Calibration, PD Scaling & Probability Alignment
A model can rank borrowers correctly and still produce the wrong probabilities. Calibration is the separate question: does a predicted PD of 3% actually behave like 3% in the real portfolio?
Good ranking is not the same as good probabilities
Discrimination
Discrimination asks whether risky borrowers are ranked above safer borrowers. ROC, AUC, Gini, and KS mostly live here.
A model can discriminate well even if every predicted PD is systematically too high or too low.
Calibration
Calibration asks whether the predicted probability level matches realised frequency.
If a set of borrowers is assigned 5% PD, then roughly 5% should default over the matching horizon and segment definition.
A useful order for learning calibration
Start with grouped predicted vs observed rates
The calibration curve is the most intuitive entry point: what the model predicted, versus what the portfolio actually did.
Then separate level shift from spread distortion
Intercept problems push probabilities up or down overall. Slope problems make low PDs too low and high PDs too high, or the reverse.
Then quantify the damage
Brier score, log loss, and calibration error metrics translate visual mismatch into disciplined diagnostics.
Then connect it to real PD scaling work
Once the idea is clear, TTC-to-PIT adjustment, central tendency alignment, and macro-conditioned scaling become easier to reason about.
Grouped predicted PD vs observed default rate
Choose a calibration scenario and watch how the portfolio-level grouped curve moves relative to the 45-degree perfect-calibration line.

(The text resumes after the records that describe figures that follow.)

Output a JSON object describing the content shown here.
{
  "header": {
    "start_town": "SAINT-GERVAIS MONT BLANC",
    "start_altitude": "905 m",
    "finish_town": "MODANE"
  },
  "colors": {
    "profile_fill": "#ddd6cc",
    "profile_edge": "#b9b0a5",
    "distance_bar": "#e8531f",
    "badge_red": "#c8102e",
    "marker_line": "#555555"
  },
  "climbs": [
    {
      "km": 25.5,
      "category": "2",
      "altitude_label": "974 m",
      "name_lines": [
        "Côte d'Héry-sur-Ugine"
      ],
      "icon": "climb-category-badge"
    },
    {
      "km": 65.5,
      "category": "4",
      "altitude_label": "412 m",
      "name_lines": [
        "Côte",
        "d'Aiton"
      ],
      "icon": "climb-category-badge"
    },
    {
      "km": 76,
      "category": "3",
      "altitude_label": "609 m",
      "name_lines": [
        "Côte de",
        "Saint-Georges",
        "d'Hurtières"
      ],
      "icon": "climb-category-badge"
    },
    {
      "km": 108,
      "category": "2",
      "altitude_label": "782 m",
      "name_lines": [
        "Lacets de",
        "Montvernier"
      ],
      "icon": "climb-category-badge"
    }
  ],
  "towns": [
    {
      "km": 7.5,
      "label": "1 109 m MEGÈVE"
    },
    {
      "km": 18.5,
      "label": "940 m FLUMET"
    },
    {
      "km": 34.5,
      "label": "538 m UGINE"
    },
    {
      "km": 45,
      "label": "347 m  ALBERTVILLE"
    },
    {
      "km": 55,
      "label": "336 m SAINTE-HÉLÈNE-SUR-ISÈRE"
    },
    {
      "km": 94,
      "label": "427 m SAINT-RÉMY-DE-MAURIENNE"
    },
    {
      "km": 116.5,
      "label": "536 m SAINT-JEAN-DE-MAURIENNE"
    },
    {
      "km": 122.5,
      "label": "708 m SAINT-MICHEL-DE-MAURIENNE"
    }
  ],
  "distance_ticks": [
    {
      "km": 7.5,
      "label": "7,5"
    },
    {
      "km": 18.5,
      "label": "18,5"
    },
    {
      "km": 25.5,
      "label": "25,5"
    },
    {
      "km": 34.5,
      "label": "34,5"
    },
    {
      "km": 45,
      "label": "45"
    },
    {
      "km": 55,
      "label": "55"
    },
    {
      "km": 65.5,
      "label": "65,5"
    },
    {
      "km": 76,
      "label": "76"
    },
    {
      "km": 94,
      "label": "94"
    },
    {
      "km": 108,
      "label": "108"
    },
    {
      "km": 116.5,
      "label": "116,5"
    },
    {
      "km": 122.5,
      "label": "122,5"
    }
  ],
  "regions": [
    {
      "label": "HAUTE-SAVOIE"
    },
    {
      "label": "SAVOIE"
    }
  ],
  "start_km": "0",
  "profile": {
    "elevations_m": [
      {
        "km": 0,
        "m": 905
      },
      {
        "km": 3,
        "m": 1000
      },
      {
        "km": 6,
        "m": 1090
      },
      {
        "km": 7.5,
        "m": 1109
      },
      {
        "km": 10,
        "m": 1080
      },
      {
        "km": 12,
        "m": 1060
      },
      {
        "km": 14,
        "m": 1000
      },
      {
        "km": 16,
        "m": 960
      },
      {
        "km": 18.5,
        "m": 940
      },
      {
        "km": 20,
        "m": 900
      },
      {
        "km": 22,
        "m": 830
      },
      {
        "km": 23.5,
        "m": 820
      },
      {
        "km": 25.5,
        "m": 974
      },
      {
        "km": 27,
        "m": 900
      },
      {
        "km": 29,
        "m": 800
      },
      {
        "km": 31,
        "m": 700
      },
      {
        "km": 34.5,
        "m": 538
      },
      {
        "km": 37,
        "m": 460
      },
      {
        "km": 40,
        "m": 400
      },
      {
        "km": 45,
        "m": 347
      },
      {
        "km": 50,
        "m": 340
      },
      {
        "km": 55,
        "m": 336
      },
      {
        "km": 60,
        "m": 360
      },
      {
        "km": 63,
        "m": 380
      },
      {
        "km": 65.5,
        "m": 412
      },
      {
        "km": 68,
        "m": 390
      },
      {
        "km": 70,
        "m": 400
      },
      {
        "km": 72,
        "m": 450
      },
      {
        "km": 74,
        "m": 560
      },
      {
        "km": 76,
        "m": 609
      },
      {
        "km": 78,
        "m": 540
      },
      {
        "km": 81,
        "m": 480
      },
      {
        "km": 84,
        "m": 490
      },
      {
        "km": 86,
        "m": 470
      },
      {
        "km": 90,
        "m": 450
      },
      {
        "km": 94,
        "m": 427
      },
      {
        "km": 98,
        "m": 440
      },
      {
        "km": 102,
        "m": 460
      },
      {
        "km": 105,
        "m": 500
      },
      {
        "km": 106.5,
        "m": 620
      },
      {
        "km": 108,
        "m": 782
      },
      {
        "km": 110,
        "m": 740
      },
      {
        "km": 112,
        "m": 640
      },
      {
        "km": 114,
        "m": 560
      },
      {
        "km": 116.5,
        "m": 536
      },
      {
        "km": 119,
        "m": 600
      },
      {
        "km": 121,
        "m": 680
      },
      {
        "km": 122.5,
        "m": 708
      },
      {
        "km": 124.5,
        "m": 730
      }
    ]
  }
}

Two ways calibration breaks
Move the intercept and slope separately. Watch how the PD mapping shifts and how the calibration curve changes for the same ranked portfolio.
Brier score and log loss
These metrics punish wrong probabilities directly. Unlike Gini or AUC, they care about the PD value itself, not only about ranking.
Score comparison
Scenario
From TTC-style PD to PIT-style aligned PD
This is where calibration becomes operational. Change portfolio central tendency and macro stress, then watch rating-grade PDs shift from a base TTC profile toward a scenario-sensitive PIT profile.
Calibration concepts compared
| Concept | Main question | Good value | What failure means |
|---|---|---|---|
| Calibration curve | Do grouped predicted PDs match grouped observed DRs? | Near diagonal | Systematic under/over-prediction |
| Calibration intercept | Is the whole level shifted? | ≈ 0 | Average PD too low/high |
| Calibration slope | Is the spread right? | ≈ 1 | Predictions too extreme or too flat |
| Brier score | How wrong are the probabilities overall? | Lower is better | Poor reliability and/or weak resolution |
| Log loss | How harshly are wrong probabilities punished? | Lower is better | Overconfident wrong predictions |
| Central tendency adjustment | Does portfolio average PD reflect current reality? | Aligned | Portfolio mean under- or overstated |
Concepts every validator should keep
AUC can stay high while calibration breaks
That is why discrimination and calibration should never be treated as interchangeable evidence.
The horizon must match
A 12-month PD must be compared with a 12-month observed default frequency, not with some mixed or lifetime realised rate.
Overall calibration can hide segment failure
A model may look aligned in aggregate while materially missing specific segments, grades, industries, or products.
Not every issue needs redevelopment
Sometimes ranking is still healthy and only the probability layer needs repair through intercept/slope correction or central tendency adjustment.
Philosophy shapes calibration expectations
A TTC-oriented model is not supposed to chase every short-term cycle move. A PIT-style calibration is much more responsive to current conditions.
Use proper probability metrics
If the objective is probability quality, metrics that directly punish wrong probabilities deserve a central role.
What to leave this page with
Calibration is the missing second half of probability modelling. Ranking tells you who is riskier. Calibration tells you whether the PD number itself is believable.
The useful order is: first inspect the grouped calibration curve, then separate intercept and slope effects, then quantify mismatch with proper scoring rules, then connect the result to PD scaling and current portfolio alignment.
Once that structure is clear, calibration stops looking like a minor technical adjustment and starts looking like the probability layer of the entire model.